Die Härte ist irrelevant, solange es nicht zu dicken Sinterbildungen kommt.
Was recht unwahrscheinlich ist. Außerdem kann man ja auch wieder entkalken,
sollte sich die Notwendigkeit ergeben.
>
> Nach VDI 2035, an sich wohl auch mein Kesselhersteller orientiert,
> hätte ich die etwa 500 Liter wohl niemals einfüllen dürfen, Kalkschäden
> im neuen Kessel drohen. An anderer Stelle im Netz konnte ich dann lesen,
Quark.
> dass VE-Wasser (vollensalzt) auch nicht so toll ist, weil es innerhalb
> einer Heizungsanlage seinen pH-Wert sehr schnell ändern kann. Es wird
Ist egal...der pH ist dabei allerhöchstens für manche Dichtungen wichtig.
Aber kaum bei einer Heizung.
> deshalb wohl mit irgendwelchen Zusätzen auf leicht alkalische pH-Werte
> gebracht (8 - 9) und stabilisiert (konditioniert).
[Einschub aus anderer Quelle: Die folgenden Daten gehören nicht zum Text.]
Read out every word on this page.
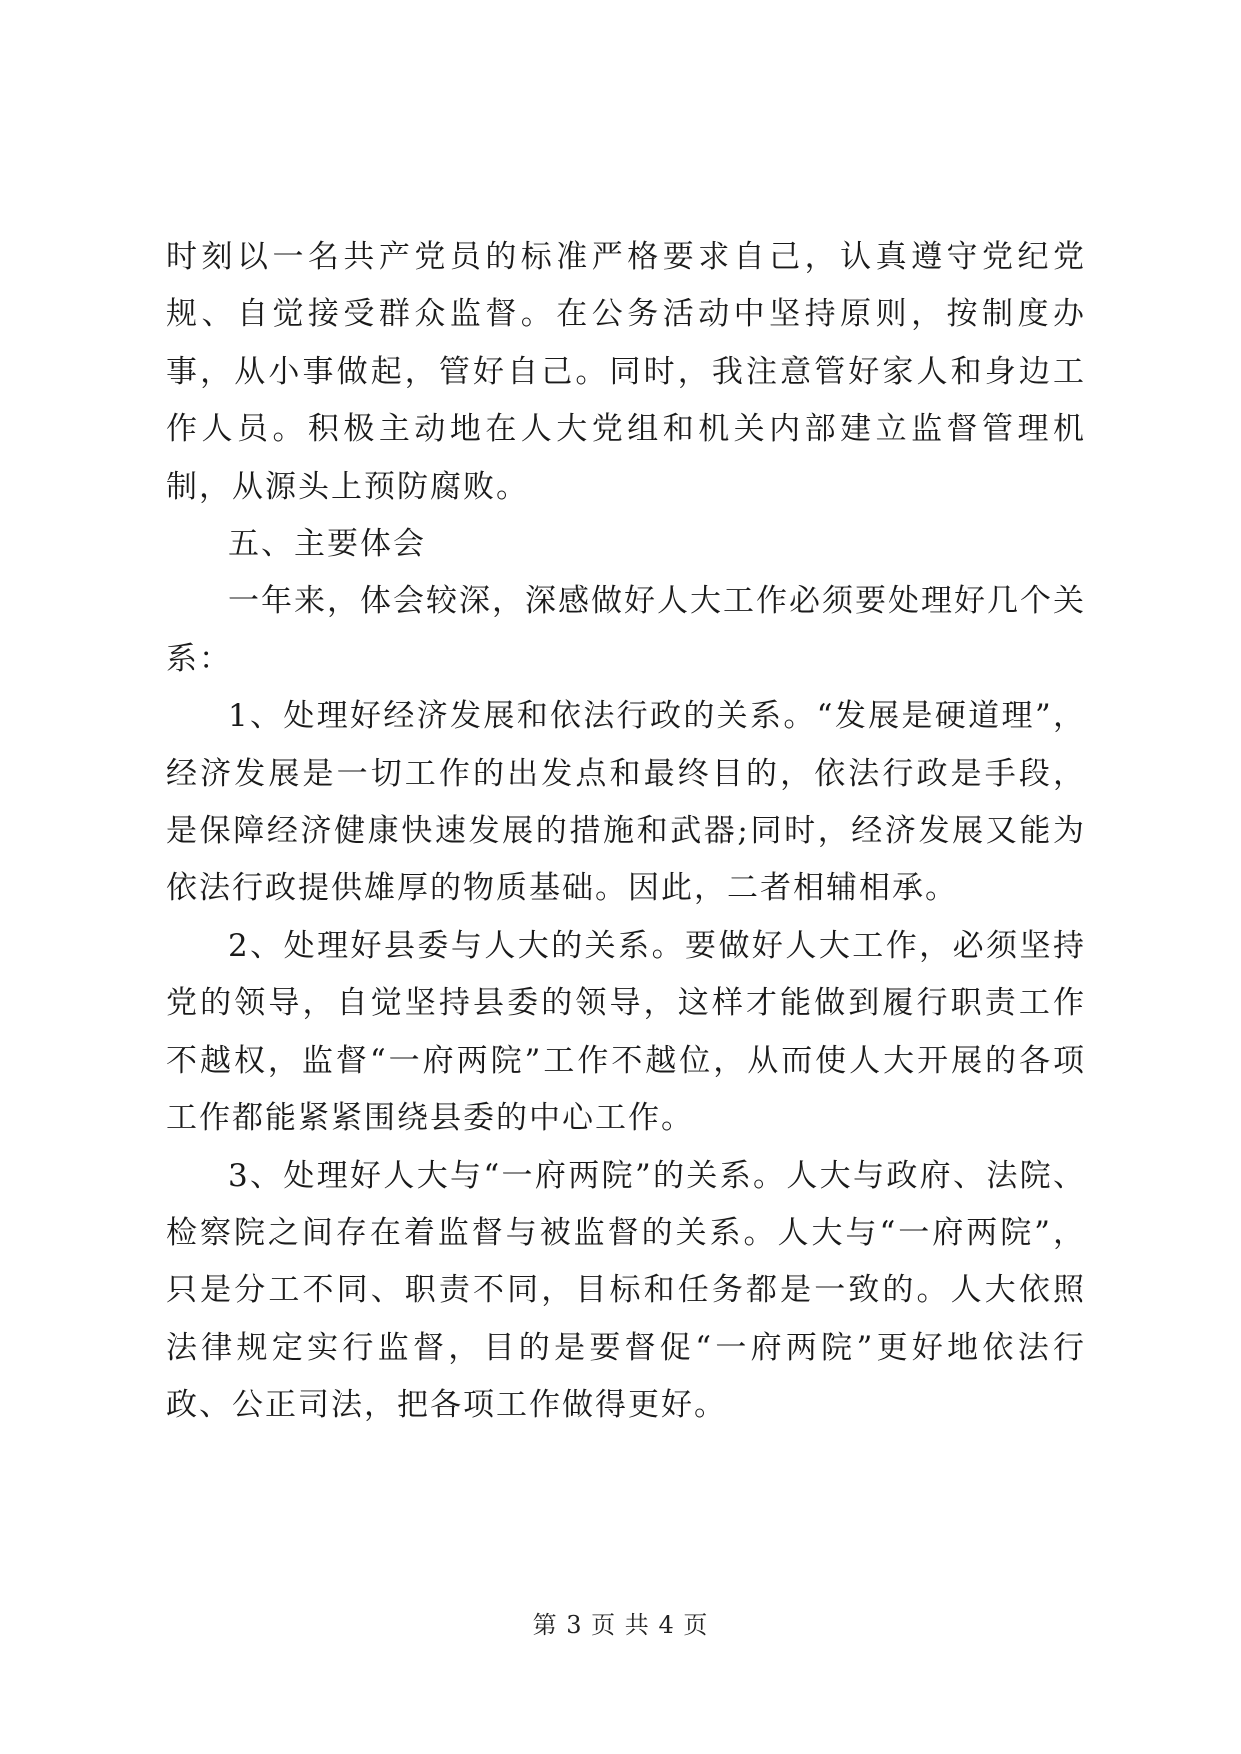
时刻以一名共产党员的标准严格要求自己，认真遵守党纪党规、自觉接受群众监督。在公务活动中坚持原则，按制度办事，从小事做起，管好自己。同时，我注意管好家人和身边工作人员。积极主动地在人大党组和机关内部建立监督管理机制，从源头上预防腐败。

五、主要体会

一年来，体会较深，深感做好人大工作必须要处理好几个关系：

1、处理好经济发展和依法行政的关系。“发展是硬道理”，经济发展是一切工作的出发点和最终目的，依法行政是手段，是保障经济健康快速发展的措施和武器;同时，经济发展又能为依法行政提供雄厚的物质基础。因此，二者相辅相承。

2、处理好县委与人大的关系。要做好人大工作，必须坚持党的领导，自觉坚持县委的领导，这样才能做到履行职责工作不越权，监督“一府两院”工作不越位，从而使人大开展的各项工作都能紧紧围绕县委的中心工作。

3、处理好人大与“一府两院”的关系。人大与政府、法院、检察院之间存在着监督与被监督的关系。人大与“一府两院”，只是分工不同、职责不同，目标和任务都是一致的。人大依照法律规定实行监督，目的是要督促“一府两院”更好地依法行政、公正司法，把各项工作做得更好。

第 3 页 共 4 页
Insgesamt ein recht
> teures Verfahren, mir wurden etwa 200 Euro genannt.
Besser funzt das mit rechtsgeweihten supermagnetischen Pyramidensteinen, die
man an per Wünschelrute ausgeklingelten Stellen verlötet. Soll sogar die
Arthritis lindern, wenn man sich am Heizkörper anlehnt.
>
> Mir kam jetzt die Idee, die Anlage nach der laufenden Heizsaison mit
> Regenwasser zu füllen. Das ist so gut wie kalkfrei, hat aber nur etwa
> pH 5,5. Mein Gedanke: Mit Ätznatron / Natronlauge lässt sich das ändern.
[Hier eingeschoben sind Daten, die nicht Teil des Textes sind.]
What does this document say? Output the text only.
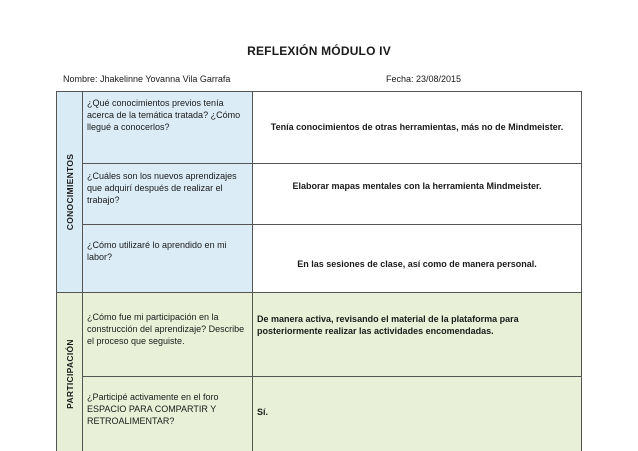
REFLEXIÓN MÓDULO IV
Nombre: Jhakelinne Yovanna Vila Garrafa	Fecha: 23/08/2015
CONOCIMIENTOS	¿Qué conocimientos previos tenía acerca de la temática tratada? ¿Cómo llegué a conocerlos?	Tenía conocimientos de otras herramientas, más no de Mindmeister.

	¿Cuáles son los nuevos aprendizajes que adquirí después de realizar el trabajo?	Elaborar mapas mentales con la herramienta Mindmeister.

	¿Cómo utilizaré lo aprendido en mi labor?	En las sesiones de clase, así como de manera personal.

PARTICIPACIÓN	¿Cómo fue mi participación en la construcción del aprendizaje? Describe el proceso que seguiste.	De manera activa, revisando el material de la plataforma para posteriormente realizar las actividades encomendadas.

	¿Participé activamente en el foro ESPACIO PARA COMPARTIR Y RETROALIMENTAR?	Sí.
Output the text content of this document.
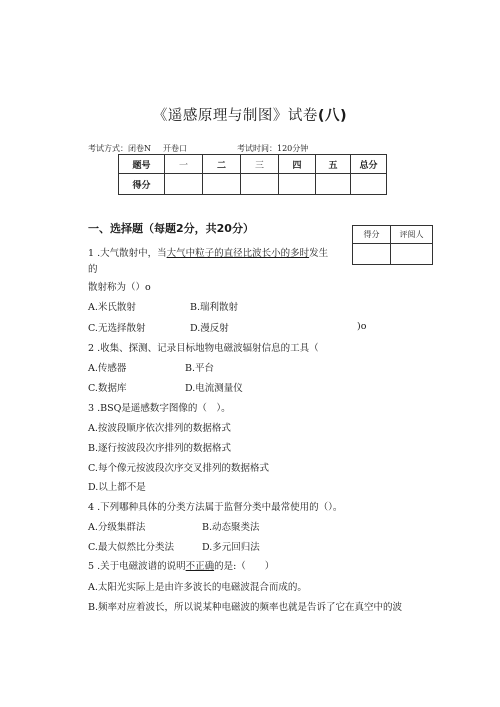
《遥感原理与制图》试卷(八)
考试方式：闭卷N 开卷口	考试时间：120分钟
题号	一	二	三	四	五	总分
得分						
得分	评阅人

一、选择题（每题2分，共20分）
1 .大气散射中，当大气中粒子的直径比波长小的多时发生
的
散射称为（）o
A.米氏散射	B.瑞利散射
C.无选择散射	D.漫反射	)o
2 .收集、探测、记录目标地物电磁波辐射信息的工具（
A.传感器	B.平台
C.数据库	D.电流测量仪
3 .BSQ是遥感数字图像的（　）。
A.按波段顺序依次排列的数据格式
B.逐行按波段次序排列的数据格式
C.每个像元按波段次序交叉排列的数据格式
D.以上都不是
4 .下列哪种具体的分类方法属于监督分类中最常使用的（）。
A.分级集群法	B.动态聚类法
C.最大似然比分类法	D.多元回归法
5 .关于电磁波谱的说明不正确的是:（　　）
A.太阳光实际上是由许多波长的电磁波混合而成的。
B.频率对应着波长，所以说某种电磁波的频率也就是告诉了它在真空中的波
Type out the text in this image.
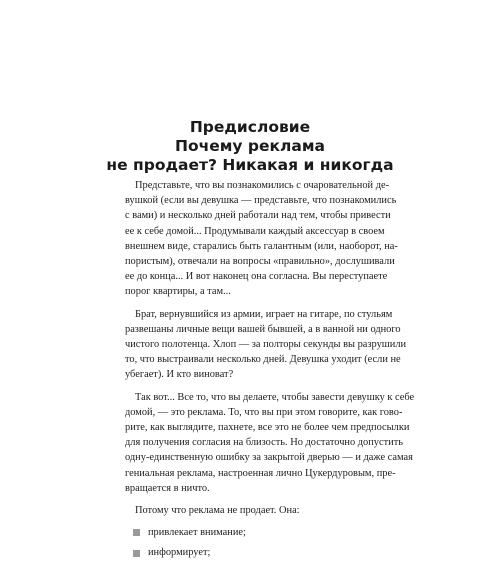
Предисловие
Почему реклама
не продает? Никакая и никогда
Представьте, что вы познакомились с очаровательной де-
вушкой (если вы девушка — представьте, что познакомились
с вами) и несколько дней работали над тем, чтобы привести
ее к себе домой... Продумывали каждый аксессуар в своем
внешнем виде, старались быть галантным (или, наоборот, на-
пористым), отвечали на вопросы «правильно», дослушивали
ее до конца... И вот наконец она согласна. Вы переступаете
порог квартиры, а там...
Брат, вернувшийся из армии, играет на гитаре, по стульям
развешаны личные вещи вашей бывшей, а в ванной ни одного
чистого полотенца. Хлоп — за полторы секунды вы разрушили
то, что выстраивали несколько дней. Девушка уходит (если не
убегает). И кто виноват?
Так вот... Все то, что вы делаете, чтобы завести девушку к себе
домой, — это реклама. То, что вы при этом говорите, как гово-
рите, как выглядите, пахнете, все это не более чем предпосылки
для получения согласия на близость. Но достаточно допустить
одну-единственную ошибку за закрытой дверью — и даже самая
гениальная реклама, настроенная лично Цукердуровым, пре-
вращается в ничто.
Потому что реклама не продает. Она:
привлекает внимание;
информирует;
> Dagegen spricht laut mancher Foren, dass so Bakterien in die Heizung
> gelangen könnten, die für Biofilm und andere unschöne Dinge sorgen.
Wenn die Heizung läuft, wird das kaum passieren. Aber anderer Dreck ist auch
dabei, Sand etwa. Der könnte die Pumpe bzw deren Lager angreifen.
>
> In die Anlage füllen würde ich es dann mit einer Gartenpumpe mit
> Topffilter. Meiner Einschätzung nach kriege ich die Heizung durch reines
> "Druckablassen" wohl gar nicht wirklich leer, beim Kesseltausch dagegen
> waren ja Vor- und Rücklauf des Systems offen.
>
> Hat hier jemand sowas schon mal gemacht?
hoffentlich nicht. Die Anlage ist jetzt befüllt und war schon mal in
Betrieb, oder? Dann ist eh aller Kalk ausgefallen, der das so wollte.